Hounds of Love tells the story of a Perth schoolgirl named Vicky (Ashleigh Cummings), who’s having a rough time with her parents’ divorce. She’s doing poorly in school, and her pothead boyfriend’s writing her essays for her. One night, after a fight with her mom (Susie Porter), she speaks out to go to a party, and meets a seemingly kindly couple of small time “drug dealers”, who happily give her a ride back to their place (you know, since they forgot the drugs and all) and offer her a drink. She says sure, and begins to feel weird, and sure enough, she’s been drugged by a nefarious serial killer (Stephen Curry, the Australian comedian, not the basketball player) and his girlfriend/accomplice (Emma Booth), who loves him and wants her kids to live with this dude. And sure enough, it’s as gross as it sounds. Will her family be able to find out where she is in time to save her from a shallow grave in the forest?

It’s fair to say that Hounds of Love is something that probably deserves a hefty trigger warning, and I really felt bad for the servers at the Drafthouse I saw it at, who had to run through incredibly ugly scenes of sexual assault. I mean that in the strongest terms possible: this is like two steps removed from Irreversible territory, and I’ll spare you the graphic details. That movie had something interesting to say about the nature of violence and how it begets violence, and while intentionally not done in a tasteful way, felt dramatically appropriate. Hounds of Love has no such dramatic justification for its brutality, and makes no excuses for its moralistic bullshit after-school special message: Listen to your mom and don’t sneak out of the house or you could get raped and murdered by a pair of psychopaths. And I just don’t know if those means are good enough to justify its ends, or to really separate this from the same kind of misogynistic moralizing that this movie wants to think it’s above.

There is one redeemable aspect of this film, though and it’s one of the actors. It feels like Emma Booth is in a totally different film every time she’s on screen, one worth of such a compelling performance, one free of the slow-mo scenes of suburban Perth (almost lifted wholesale from Blue Velvet — like we get it, dude), or free of the hammy over-and-underacting of the abducted girl’s parents, free of just awful uses of era-appropriate pop music. Her performance suggests a truly transgressive film, one perhaps centered entirely on her character, where we’re just left alone with her and her choices and her dueling loves: for her children and for the abusive psychopath who saved her from (shockingly) something worse. She’s absolutely electric when given the room to perform, her emotions straight on her sleeve, bare and raw. As it is, she’s simply a side character in a mawkish abduction movie, which will no doubt hold her up as it’s feminist bona-fides down the road. As is, Hounds of Love ranges from just merely bad to disgusting. It might be your taste, but I don’t know if I really want to be your friend if that’s the case.

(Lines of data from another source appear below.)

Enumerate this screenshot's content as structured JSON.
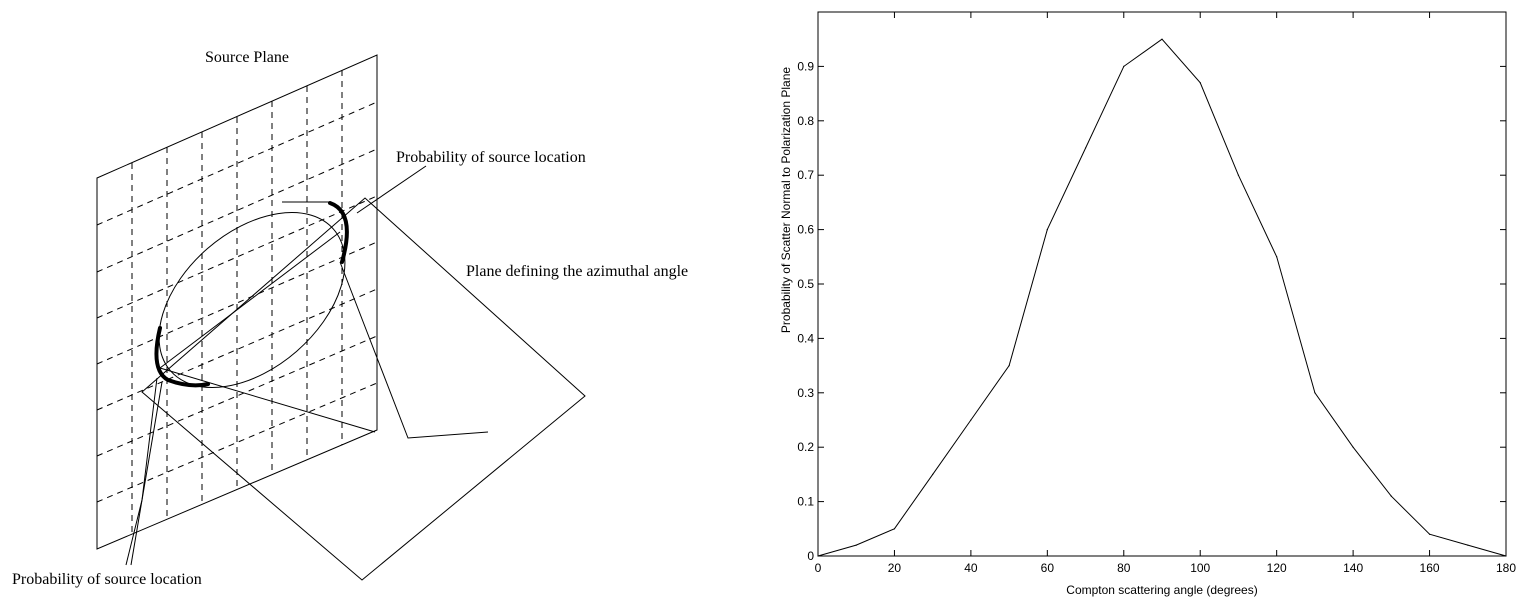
{
  "diagram": {
    "labels": {
      "source_plane": "Source Plane",
      "prob_location_top": "Probability of source location",
      "azimuthal_plane": "Plane defining the azimuthal angle",
      "prob_location_bottom": "Probability of source location"
    }
  },
  "chart_data": {
    "type": "line",
    "title": "",
    "xlabel": "Compton scattering angle (degrees)",
    "ylabel": "Probability of Scatter Normal to Polarization Plane",
    "xlim": [
      0,
      180
    ],
    "ylim": [
      0,
      1.0
    ],
    "xticks": [
      0,
      20,
      40,
      60,
      80,
      100,
      120,
      140,
      160,
      180
    ],
    "xtick_labels": [
      "0",
      "20",
      "40",
      "60",
      "80",
      "100",
      "120",
      "140",
      "160",
      "180"
    ],
    "yticks": [
      0,
      0.1,
      0.2,
      0.3,
      0.4,
      0.5,
      0.6,
      0.7,
      0.8,
      0.9
    ],
    "ytick_labels": [
      "0",
      "0.1",
      "0.2",
      "0.3",
      "0.4",
      "0.5",
      "0.6",
      "0.7",
      "0.8",
      "0.9"
    ],
    "grid": false,
    "series": [
      {
        "x": [
          0,
          10,
          20,
          30,
          40,
          50,
          60,
          70,
          80,
          90,
          100,
          110,
          120,
          130,
          140,
          150,
          160,
          170,
          180
        ],
        "y": [
          0.0,
          0.02,
          0.05,
          0.15,
          0.25,
          0.35,
          0.6,
          0.75,
          0.9,
          0.95,
          0.87,
          0.7,
          0.55,
          0.3,
          0.2,
          0.11,
          0.04,
          0.02,
          0.0
        ]
      }
    ]
  }
}
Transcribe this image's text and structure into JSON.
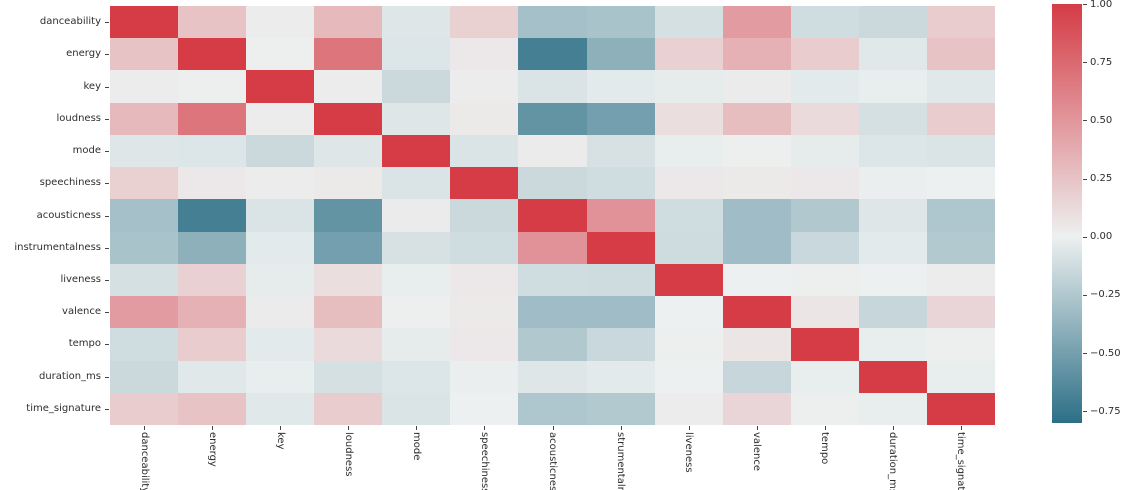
{
  "chart_data": {
    "type": "heatmap",
    "title": "",
    "xlabel": "",
    "ylabel": "",
    "grid": false,
    "legend_position": "right-colorbar",
    "features": [
      "danceability",
      "energy",
      "key",
      "loudness",
      "mode",
      "speechiness",
      "acousticness",
      "instrumentalness",
      "liveness",
      "valence",
      "tempo",
      "duration_ms",
      "time_signature"
    ],
    "x_tick_labels": [
      "danceability",
      "energy",
      "key",
      "loudness",
      "mode",
      "speechiness",
      "acousticness",
      "strumentalness",
      "liveness",
      "valence",
      "tempo",
      "duration_ms",
      "time_signature"
    ],
    "matrix": [
      [
        1.0,
        0.25,
        0.02,
        0.3,
        -0.06,
        0.18,
        -0.3,
        -0.28,
        -0.1,
        0.47,
        -0.12,
        -0.14,
        0.2
      ],
      [
        0.25,
        1.0,
        0.01,
        0.68,
        -0.07,
        0.05,
        -0.7,
        -0.4,
        0.17,
        0.35,
        0.2,
        -0.05,
        0.25
      ],
      [
        0.02,
        0.01,
        1.0,
        0.02,
        -0.14,
        0.02,
        -0.08,
        -0.04,
        -0.03,
        0.03,
        -0.04,
        -0.02,
        -0.05
      ],
      [
        0.3,
        0.68,
        0.02,
        1.0,
        -0.06,
        0.04,
        -0.57,
        -0.5,
        0.1,
        0.28,
        0.12,
        -0.1,
        0.2
      ],
      [
        -0.06,
        -0.07,
        -0.14,
        -0.06,
        1.0,
        -0.08,
        0.03,
        -0.09,
        -0.02,
        0.01,
        -0.03,
        -0.07,
        -0.08
      ],
      [
        0.18,
        0.05,
        0.02,
        0.04,
        -0.08,
        1.0,
        -0.14,
        -0.12,
        0.05,
        0.04,
        0.05,
        -0.01,
        0.0
      ],
      [
        -0.3,
        -0.7,
        -0.08,
        -0.57,
        0.03,
        -0.14,
        1.0,
        0.52,
        -0.12,
        -0.32,
        -0.25,
        -0.06,
        -0.26
      ],
      [
        -0.28,
        -0.4,
        -0.04,
        -0.5,
        -0.09,
        -0.12,
        0.52,
        1.0,
        -0.13,
        -0.32,
        -0.15,
        -0.04,
        -0.24
      ],
      [
        -0.1,
        0.17,
        -0.03,
        0.1,
        -0.02,
        0.05,
        -0.12,
        -0.13,
        1.0,
        0.0,
        0.01,
        0.0,
        0.02
      ],
      [
        0.47,
        0.35,
        0.03,
        0.28,
        0.01,
        0.04,
        -0.32,
        -0.32,
        0.0,
        1.0,
        0.06,
        -0.16,
        0.15
      ],
      [
        -0.12,
        0.2,
        -0.04,
        0.12,
        -0.03,
        0.05,
        -0.25,
        -0.15,
        0.01,
        0.06,
        1.0,
        -0.02,
        0.01
      ],
      [
        -0.14,
        -0.05,
        -0.02,
        -0.1,
        -0.07,
        -0.01,
        -0.06,
        -0.04,
        0.0,
        -0.16,
        -0.02,
        1.0,
        -0.02
      ],
      [
        0.2,
        0.25,
        -0.05,
        0.2,
        -0.08,
        0.0,
        -0.26,
        -0.24,
        0.02,
        0.15,
        0.01,
        -0.02,
        1.0
      ]
    ],
    "colorbar": {
      "tick_labels": [
        "1.00",
        "0.75",
        "0.50",
        "0.25",
        "0.00",
        "−0.25",
        "−0.50",
        "−0.75"
      ],
      "tick_values": [
        1.0,
        0.75,
        0.5,
        0.25,
        0.0,
        -0.25,
        -0.5,
        -0.75
      ],
      "vmax": 1.0,
      "vmin": -0.8
    },
    "colors": {
      "positive_max": "#d53c46",
      "zero": "#edf0f0",
      "negative_min": "#2c6f86"
    }
  }
}
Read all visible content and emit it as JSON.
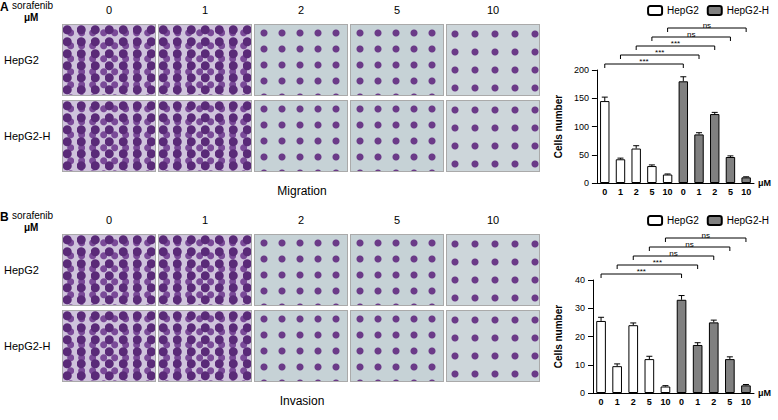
{
  "image_panels": [
    {
      "label": "A",
      "drug": "sorafenib",
      "unit": "μM",
      "doses": [
        "0",
        "1",
        "2",
        "5",
        "10"
      ],
      "rows": [
        "HepG2",
        "HepG2-H"
      ],
      "caption": "Migration"
    },
    {
      "label": "B",
      "drug": "sorafenib",
      "unit": "μM",
      "doses": [
        "0",
        "1",
        "2",
        "5",
        "10"
      ],
      "rows": [
        "HepG2",
        "HepG2-H"
      ],
      "caption": "Invasion"
    }
  ],
  "chart_data": [
    {
      "type": "bar",
      "categories": [
        "0",
        "1",
        "2",
        "5",
        "10",
        "0",
        "1",
        "2",
        "5",
        "10"
      ],
      "series": [
        {
          "name": "HepG2",
          "color": "#ffffff",
          "values": [
            145,
            42,
            61,
            30,
            15,
            null,
            null,
            null,
            null,
            null
          ],
          "errors": [
            7,
            2,
            5,
            2,
            1,
            null,
            null,
            null,
            null,
            null
          ]
        },
        {
          "name": "HepG2-H",
          "color": "#808080",
          "values": [
            null,
            null,
            null,
            null,
            null,
            180,
            86,
            122,
            46,
            10
          ],
          "errors": [
            null,
            null,
            null,
            null,
            null,
            8,
            3,
            3,
            2,
            1
          ]
        }
      ],
      "ylim": [
        0,
        200
      ],
      "yticks": [
        0,
        50,
        100,
        150,
        200
      ],
      "y_label": "Cells number",
      "x_unit": "μM",
      "legend": "upper right",
      "grid": false,
      "annotations": [
        {
          "from": 0,
          "to": 5,
          "label": "***"
        },
        {
          "from": 1,
          "to": 6,
          "label": "***"
        },
        {
          "from": 2,
          "to": 7,
          "label": "***"
        },
        {
          "from": 3,
          "to": 8,
          "label": "ns"
        },
        {
          "from": 4,
          "to": 9,
          "label": "ns"
        }
      ]
    },
    {
      "type": "bar",
      "categories": [
        "0",
        "1",
        "2",
        "5",
        "10",
        "0",
        "1",
        "2",
        "5",
        "10"
      ],
      "series": [
        {
          "name": "HepG2",
          "color": "#ffffff",
          "values": [
            25.5,
            9.5,
            24,
            12,
            2.3,
            null,
            null,
            null,
            null,
            null
          ],
          "errors": [
            1.3,
            0.8,
            0.8,
            1,
            0.3,
            null,
            null,
            null,
            null,
            null
          ]
        },
        {
          "name": "HepG2-H",
          "color": "#808080",
          "values": [
            null,
            null,
            null,
            null,
            null,
            33,
            17,
            25,
            12,
            2.7
          ],
          "errors": [
            null,
            null,
            null,
            null,
            null,
            1.5,
            0.8,
            0.8,
            0.8,
            0.3
          ]
        }
      ],
      "ylim": [
        0,
        40
      ],
      "yticks": [
        0,
        10,
        20,
        30,
        40
      ],
      "y_label": "Cells number",
      "x_unit": "μM",
      "legend": "upper right",
      "grid": false,
      "annotations": [
        {
          "from": 0,
          "to": 5,
          "label": "***"
        },
        {
          "from": 1,
          "to": 6,
          "label": "***"
        },
        {
          "from": 2,
          "to": 7,
          "label": "ns"
        },
        {
          "from": 3,
          "to": 8,
          "label": "ns"
        },
        {
          "from": 4,
          "to": 9,
          "label": "ns"
        }
      ]
    }
  ]
}
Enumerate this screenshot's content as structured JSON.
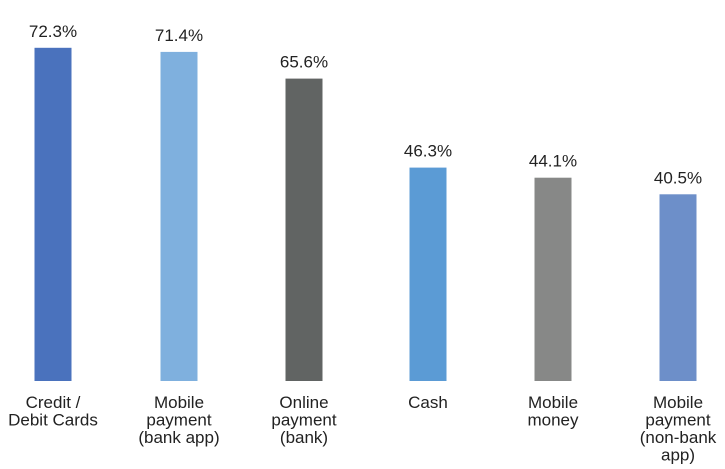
{
  "chart_data": {
    "type": "bar",
    "categories": [
      [
        "Credit /",
        "Debit Cards"
      ],
      [
        "Mobile",
        "payment",
        "(bank app)"
      ],
      [
        "Online",
        "payment",
        "(bank)"
      ],
      [
        "Cash"
      ],
      [
        "Mobile",
        "money"
      ],
      [
        "Mobile",
        "payment",
        "(non-bank",
        "app)"
      ]
    ],
    "values": [
      72.3,
      71.4,
      65.6,
      46.3,
      44.1,
      40.5
    ],
    "value_labels": [
      "72.3%",
      "71.4%",
      "65.6%",
      "46.3%",
      "44.1%",
      "40.5%"
    ],
    "colors": [
      "#4a72bd",
      "#7fb0de",
      "#616463",
      "#5b9bd5",
      "#878887",
      "#6d8fc9"
    ],
    "ylim": [
      0,
      80
    ],
    "title": "",
    "xlabel": "",
    "ylabel": "",
    "grid": false
  }
}
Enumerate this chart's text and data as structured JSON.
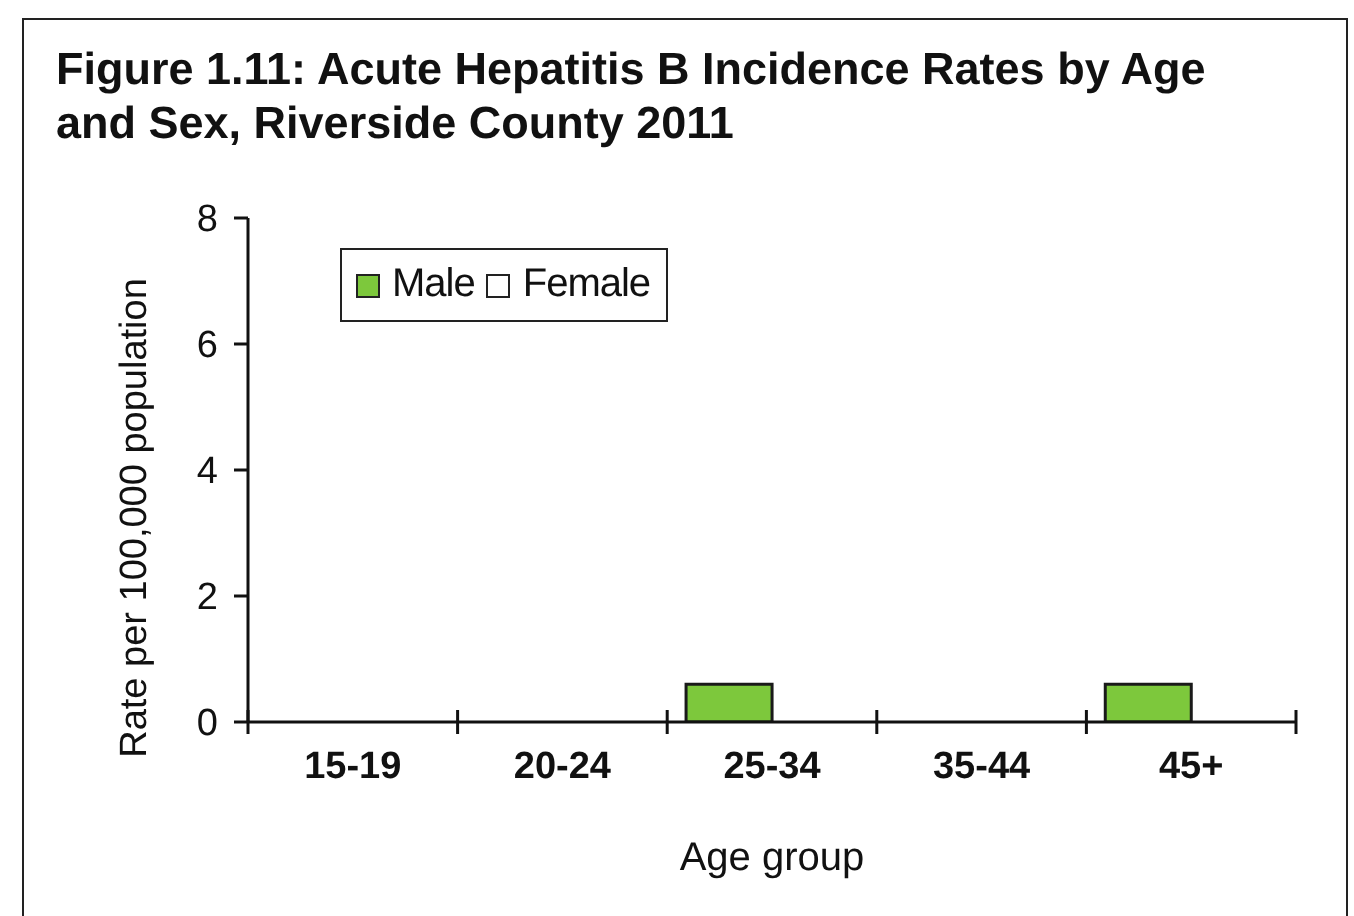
{
  "chart_data": {
    "type": "bar",
    "title": "Figure 1.11: Acute Hepatitis B Incidence Rates by Age and Sex, Riverside County 2011",
    "xlabel": "Age group",
    "ylabel": "Rate per 100,000 population",
    "categories": [
      "15-19",
      "20-24",
      "25-34",
      "35-44",
      "45+"
    ],
    "series": [
      {
        "name": "Male",
        "color": "#7dc83c",
        "values": [
          0,
          0,
          0.6,
          0,
          0.6
        ]
      },
      {
        "name": "Female",
        "color": "#ffffff",
        "values": [
          0,
          0,
          0,
          0,
          0
        ]
      }
    ],
    "ylim": [
      0,
      8
    ],
    "yticks": [
      0,
      2,
      4,
      6,
      8
    ],
    "grid": false,
    "legend": "top left"
  }
}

A final note before I put Hounds of Love in my rearview: Can we please, please stop using Joy Division’s “Atmosphere” as a catch-all soundtrack salve when someone’s going through some truly dark shit? Surely there must be other songs out there in the world that could get the point across in the same way. It’s kind of both missing the point and ruining a great song, much in the same way bad movies did to Brian Eno’s “The Big Ship” a few years back.